De Novo Design of Self-Assembled Peptide Hydrogels for Delivery: Manipulating Peptide Structure to Modulate Material Properties

Joel Schneider
Head, Peptide Design and Materials Section
National Cancer Institute

Hydrogel materials are finding use for the encapsulation and delivery of small molecules, proteins and cells. We have designed a class of peptide-based hydrogels that enable the direct three-dimensional encapsulation of therapeutic. Loaded gels exhibit shear-thinning/self-healing properties enabling their delivery via syringe. Hydrogels are prepared from peptides that have been designed to undergo an environmentally triggered intramolecular folding event that leads to the formation of a beta-hairpin conformer. This conformer rapidly self-assembles into a physically crosslinked network of beta-sheet rich fibrils. By linking self-assembly to triggered peptide folding, hydrogelation can be controlled with temporal resolution. When peptide folding is triggered in the presence of a therapeutic, direct encapsulation results.
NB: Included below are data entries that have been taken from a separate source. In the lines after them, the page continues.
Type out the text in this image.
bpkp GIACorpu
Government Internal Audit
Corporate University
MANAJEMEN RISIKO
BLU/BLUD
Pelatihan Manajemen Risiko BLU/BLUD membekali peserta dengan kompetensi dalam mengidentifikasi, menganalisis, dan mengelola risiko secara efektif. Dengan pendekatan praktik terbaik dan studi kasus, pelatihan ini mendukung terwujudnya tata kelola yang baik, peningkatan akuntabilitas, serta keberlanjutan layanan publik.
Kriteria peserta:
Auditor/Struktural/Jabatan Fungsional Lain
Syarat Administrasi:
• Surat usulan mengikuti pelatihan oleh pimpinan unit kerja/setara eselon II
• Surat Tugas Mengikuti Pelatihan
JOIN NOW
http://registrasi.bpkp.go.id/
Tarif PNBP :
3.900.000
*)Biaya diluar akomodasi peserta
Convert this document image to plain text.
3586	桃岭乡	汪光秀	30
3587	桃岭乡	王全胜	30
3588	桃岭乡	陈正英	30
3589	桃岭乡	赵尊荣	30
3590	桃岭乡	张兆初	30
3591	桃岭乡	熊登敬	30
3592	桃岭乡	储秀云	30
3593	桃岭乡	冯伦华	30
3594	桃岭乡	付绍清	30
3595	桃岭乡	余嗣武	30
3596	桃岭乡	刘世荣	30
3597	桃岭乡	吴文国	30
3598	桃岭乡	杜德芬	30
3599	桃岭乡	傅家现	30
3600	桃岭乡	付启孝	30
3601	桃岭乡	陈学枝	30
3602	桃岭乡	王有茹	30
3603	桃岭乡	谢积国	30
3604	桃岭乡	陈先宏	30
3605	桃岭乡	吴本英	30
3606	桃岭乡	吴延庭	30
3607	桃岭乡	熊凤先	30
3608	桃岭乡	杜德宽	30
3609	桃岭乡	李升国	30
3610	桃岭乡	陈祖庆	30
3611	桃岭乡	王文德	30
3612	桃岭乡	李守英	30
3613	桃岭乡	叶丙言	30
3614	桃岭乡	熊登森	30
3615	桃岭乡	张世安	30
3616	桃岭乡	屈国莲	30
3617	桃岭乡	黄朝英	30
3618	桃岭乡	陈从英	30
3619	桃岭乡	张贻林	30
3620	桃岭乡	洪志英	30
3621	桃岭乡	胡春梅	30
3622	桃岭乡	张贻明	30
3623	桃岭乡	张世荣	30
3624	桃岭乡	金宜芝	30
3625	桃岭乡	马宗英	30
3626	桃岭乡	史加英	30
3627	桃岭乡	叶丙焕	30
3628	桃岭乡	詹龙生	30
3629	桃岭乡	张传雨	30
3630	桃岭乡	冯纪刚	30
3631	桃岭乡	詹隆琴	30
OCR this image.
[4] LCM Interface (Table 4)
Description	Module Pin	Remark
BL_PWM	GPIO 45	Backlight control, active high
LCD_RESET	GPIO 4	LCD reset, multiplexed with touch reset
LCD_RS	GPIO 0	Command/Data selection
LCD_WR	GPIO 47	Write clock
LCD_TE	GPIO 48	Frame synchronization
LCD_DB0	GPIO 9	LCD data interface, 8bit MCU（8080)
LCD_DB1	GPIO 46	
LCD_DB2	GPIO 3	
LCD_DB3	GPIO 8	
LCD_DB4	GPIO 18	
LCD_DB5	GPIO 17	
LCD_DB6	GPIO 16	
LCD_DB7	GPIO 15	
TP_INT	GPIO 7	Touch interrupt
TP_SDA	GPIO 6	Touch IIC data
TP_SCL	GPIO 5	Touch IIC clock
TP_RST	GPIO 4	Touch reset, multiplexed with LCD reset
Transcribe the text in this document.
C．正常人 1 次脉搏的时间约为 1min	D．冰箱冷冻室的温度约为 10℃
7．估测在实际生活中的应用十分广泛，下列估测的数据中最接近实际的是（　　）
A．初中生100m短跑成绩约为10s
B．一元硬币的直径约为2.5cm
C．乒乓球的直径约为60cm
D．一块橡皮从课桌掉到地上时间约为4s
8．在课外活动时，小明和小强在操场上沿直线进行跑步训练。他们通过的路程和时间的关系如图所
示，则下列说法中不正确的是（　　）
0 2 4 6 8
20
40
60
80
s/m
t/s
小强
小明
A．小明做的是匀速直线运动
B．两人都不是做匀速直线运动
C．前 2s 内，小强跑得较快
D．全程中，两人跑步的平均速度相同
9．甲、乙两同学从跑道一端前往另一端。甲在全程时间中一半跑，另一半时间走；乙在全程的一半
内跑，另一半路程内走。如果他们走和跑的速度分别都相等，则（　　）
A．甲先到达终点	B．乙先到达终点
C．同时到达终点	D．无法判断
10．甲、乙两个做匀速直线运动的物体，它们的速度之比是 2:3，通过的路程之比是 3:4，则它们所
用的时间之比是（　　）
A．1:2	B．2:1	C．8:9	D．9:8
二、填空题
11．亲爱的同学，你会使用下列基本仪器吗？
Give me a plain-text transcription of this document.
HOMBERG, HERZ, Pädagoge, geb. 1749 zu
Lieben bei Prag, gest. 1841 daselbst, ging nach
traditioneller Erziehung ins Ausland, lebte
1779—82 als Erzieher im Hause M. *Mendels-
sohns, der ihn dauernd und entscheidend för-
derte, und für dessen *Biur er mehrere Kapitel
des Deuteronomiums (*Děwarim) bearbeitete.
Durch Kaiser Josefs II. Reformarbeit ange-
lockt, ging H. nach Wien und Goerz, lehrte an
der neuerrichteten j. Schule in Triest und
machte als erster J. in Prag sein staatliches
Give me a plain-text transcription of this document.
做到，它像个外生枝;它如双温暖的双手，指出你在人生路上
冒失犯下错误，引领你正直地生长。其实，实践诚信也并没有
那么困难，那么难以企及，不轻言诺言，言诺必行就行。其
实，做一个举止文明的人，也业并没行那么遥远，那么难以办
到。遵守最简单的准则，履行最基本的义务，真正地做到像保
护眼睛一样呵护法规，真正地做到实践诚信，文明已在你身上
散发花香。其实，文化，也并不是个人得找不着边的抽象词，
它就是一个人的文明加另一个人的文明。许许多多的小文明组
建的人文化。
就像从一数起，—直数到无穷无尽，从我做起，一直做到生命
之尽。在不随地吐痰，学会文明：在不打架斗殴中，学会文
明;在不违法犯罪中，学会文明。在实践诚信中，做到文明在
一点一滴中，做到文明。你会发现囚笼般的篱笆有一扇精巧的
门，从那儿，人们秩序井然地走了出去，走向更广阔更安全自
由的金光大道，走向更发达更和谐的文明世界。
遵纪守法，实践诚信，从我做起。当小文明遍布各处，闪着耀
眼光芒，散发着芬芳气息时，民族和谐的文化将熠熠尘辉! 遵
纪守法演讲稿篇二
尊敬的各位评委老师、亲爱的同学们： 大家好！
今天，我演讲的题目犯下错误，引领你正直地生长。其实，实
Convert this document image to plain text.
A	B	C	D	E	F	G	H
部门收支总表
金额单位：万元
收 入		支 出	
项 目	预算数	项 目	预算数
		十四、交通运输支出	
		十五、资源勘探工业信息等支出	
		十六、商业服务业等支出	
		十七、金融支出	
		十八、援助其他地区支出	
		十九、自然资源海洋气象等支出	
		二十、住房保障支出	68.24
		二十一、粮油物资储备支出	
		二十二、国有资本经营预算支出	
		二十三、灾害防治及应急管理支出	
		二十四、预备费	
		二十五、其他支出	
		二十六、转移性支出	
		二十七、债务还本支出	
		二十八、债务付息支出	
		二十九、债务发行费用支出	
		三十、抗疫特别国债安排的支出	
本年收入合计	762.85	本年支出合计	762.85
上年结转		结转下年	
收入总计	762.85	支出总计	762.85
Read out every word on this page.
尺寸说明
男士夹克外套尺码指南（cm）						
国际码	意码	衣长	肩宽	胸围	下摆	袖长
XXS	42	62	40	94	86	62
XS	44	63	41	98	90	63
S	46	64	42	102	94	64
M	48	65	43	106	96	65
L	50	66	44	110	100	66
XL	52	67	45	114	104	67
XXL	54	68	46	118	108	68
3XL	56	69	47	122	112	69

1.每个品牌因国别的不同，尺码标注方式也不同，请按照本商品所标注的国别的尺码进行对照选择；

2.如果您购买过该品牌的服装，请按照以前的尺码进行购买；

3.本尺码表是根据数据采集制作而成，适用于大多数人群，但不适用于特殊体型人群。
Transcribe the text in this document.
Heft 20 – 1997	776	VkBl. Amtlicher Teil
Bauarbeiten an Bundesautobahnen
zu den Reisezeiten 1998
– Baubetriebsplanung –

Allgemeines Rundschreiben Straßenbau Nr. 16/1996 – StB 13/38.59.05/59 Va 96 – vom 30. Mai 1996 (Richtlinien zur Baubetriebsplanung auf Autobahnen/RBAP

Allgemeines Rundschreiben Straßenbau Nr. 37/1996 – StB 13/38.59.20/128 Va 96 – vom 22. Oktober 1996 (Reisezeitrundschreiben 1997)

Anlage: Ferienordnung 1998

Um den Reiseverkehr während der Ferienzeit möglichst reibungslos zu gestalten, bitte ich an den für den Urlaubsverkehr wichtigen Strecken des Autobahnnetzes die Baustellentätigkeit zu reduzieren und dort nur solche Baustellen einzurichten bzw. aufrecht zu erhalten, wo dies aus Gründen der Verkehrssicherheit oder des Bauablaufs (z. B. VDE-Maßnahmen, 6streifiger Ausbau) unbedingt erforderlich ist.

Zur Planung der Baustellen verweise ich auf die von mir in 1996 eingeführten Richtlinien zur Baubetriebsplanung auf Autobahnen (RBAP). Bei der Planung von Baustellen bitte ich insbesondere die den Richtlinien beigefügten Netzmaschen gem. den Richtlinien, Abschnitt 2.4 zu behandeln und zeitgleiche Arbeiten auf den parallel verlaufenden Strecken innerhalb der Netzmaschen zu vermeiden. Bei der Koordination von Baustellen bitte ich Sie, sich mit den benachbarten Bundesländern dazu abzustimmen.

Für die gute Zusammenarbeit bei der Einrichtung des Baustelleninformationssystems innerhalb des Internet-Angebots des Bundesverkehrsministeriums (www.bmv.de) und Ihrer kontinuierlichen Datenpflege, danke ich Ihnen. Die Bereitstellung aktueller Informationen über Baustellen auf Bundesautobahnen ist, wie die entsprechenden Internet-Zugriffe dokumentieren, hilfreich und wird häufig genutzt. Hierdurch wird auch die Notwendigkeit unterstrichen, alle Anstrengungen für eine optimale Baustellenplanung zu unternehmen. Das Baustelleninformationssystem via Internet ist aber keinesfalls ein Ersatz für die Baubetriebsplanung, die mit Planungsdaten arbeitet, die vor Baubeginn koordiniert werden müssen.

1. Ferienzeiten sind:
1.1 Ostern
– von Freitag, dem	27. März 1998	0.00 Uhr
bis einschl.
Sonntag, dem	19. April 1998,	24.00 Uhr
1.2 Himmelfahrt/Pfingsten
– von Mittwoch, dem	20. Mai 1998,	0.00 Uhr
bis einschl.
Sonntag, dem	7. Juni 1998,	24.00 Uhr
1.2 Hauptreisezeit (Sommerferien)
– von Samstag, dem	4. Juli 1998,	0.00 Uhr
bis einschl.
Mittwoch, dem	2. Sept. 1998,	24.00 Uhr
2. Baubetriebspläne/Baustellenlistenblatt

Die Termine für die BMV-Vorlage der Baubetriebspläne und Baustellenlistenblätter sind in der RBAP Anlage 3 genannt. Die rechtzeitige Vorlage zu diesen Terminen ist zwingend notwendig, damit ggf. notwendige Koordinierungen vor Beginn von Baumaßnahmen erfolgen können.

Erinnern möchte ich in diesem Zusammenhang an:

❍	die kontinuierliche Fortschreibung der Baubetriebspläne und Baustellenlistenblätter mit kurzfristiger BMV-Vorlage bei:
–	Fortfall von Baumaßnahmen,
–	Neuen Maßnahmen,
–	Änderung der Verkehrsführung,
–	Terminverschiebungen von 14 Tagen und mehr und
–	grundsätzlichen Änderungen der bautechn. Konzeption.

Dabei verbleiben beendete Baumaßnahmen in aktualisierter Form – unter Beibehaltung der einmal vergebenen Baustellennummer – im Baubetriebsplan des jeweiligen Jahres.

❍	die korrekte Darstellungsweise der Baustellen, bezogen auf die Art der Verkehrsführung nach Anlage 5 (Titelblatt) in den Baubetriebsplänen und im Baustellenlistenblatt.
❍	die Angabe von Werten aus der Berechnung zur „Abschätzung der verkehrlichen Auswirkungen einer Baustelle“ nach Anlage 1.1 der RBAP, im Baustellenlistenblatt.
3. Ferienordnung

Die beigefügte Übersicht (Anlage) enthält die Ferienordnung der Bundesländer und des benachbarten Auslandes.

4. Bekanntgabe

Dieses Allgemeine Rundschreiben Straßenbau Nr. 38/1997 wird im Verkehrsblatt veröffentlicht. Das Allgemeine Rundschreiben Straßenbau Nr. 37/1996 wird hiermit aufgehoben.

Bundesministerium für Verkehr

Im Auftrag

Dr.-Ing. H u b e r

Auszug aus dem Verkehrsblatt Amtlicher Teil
Structural changes to the peptide monomer directly translate to changes in bulk material properties. Thus, peptide design can be used to tune material properties. Macromolecule as well as cell encapsulation and delivery will be discussed. In addition, some of these hydrogels, although cytocompatible towards mammalian cells, display inherent antibacterial activity.